Gary Neal averaged 25ppg at Towson and spent parts of eight seasons in the NBA, finishing with a 9.9ppg average at the highest level of basketball.
“We ended up winning the game but Gary Neal gave me 38 points. This was not one of those things where a guy had a big game but he only got seven points on me. He had all 38 on me,” laughs Shuler.” Coach Grant subbed me out and I had my head down as I walked to the bench. Coach grabbed me by the shoulders and looked me in the eye and said ‘son, you became a man today.’ I played good defense and he still got 38 on me. I’ll never forget what Coach Grant said to me. It made me work harder and guess what? My senior year I became all defense in the CAA.”

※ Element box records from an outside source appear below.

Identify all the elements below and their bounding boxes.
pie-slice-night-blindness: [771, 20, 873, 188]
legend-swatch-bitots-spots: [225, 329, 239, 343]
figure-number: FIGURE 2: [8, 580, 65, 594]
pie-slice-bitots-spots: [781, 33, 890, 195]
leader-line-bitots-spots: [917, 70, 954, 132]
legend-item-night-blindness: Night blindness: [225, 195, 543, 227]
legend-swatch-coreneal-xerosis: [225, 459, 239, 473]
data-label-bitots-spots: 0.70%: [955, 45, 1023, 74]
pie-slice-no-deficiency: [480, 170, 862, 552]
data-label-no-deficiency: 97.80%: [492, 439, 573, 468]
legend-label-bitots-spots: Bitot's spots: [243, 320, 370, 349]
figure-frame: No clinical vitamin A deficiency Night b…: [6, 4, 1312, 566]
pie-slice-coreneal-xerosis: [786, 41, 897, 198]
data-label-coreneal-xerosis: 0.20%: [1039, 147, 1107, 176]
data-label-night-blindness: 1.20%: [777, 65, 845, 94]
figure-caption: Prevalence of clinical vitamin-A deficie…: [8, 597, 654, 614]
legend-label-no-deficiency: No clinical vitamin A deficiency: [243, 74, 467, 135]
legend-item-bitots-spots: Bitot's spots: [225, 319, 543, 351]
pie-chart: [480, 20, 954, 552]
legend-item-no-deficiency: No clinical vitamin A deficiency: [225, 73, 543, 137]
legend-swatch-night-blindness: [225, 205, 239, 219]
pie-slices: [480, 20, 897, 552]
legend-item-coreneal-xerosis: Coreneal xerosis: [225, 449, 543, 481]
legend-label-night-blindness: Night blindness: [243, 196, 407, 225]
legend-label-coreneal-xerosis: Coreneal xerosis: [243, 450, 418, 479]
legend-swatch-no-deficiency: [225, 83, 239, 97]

Time is catching up with Jamal Shuler. A 12-year professional career means he is entering his mid-30s. His days as a player are, because time always wins, numbered. Something has to be next for Shuler as he looks at the next stage of his life—something he probably had not considered since the sixth grade. As surprising as the sun coming up tomorrow, he has a plan. He wants to get into coaching.
“It’s crazy because if you asked me four or five years ago I would’ve said no way,” he says about coaching. “But these past two years I’ve been a veteran, kind of the elder statesman of the team, a player-coach kind of thing,” he says. “It’s intriguing. So I reached out to Joey (Rodriguez) and a couple other friends who are assistant coaches about the process. How do I transition from leaving the game into the coaching ranks? So maybe it’s coaching or player development but it really might be the next move.”
Yes, Jamal Shuler is living a happy life. For him, it’s gone long past the glory days of Franklin Street Gym. He honors his father by being like him.
“I think my life is great because I was able to continue my father’s legacy. I say that because I was raised under him, studied him,” says Shuler. “I saw him raise a family, serve our country in the military and just be an all-around people’s person.”
That approach indeed paved the way and allows Shuler to wear that smile every single day.
“I can say that I play the game I love for a living. I have a beautiful family and I owe it all to my father and my mother on showing me those loving values,” he says. “That’s not to say every day is great because we all struggle in life with different situations and circumstances, but overall I am happy with where I am in life and striving to do better for my family!”
That exclamation point, is the exclamation point.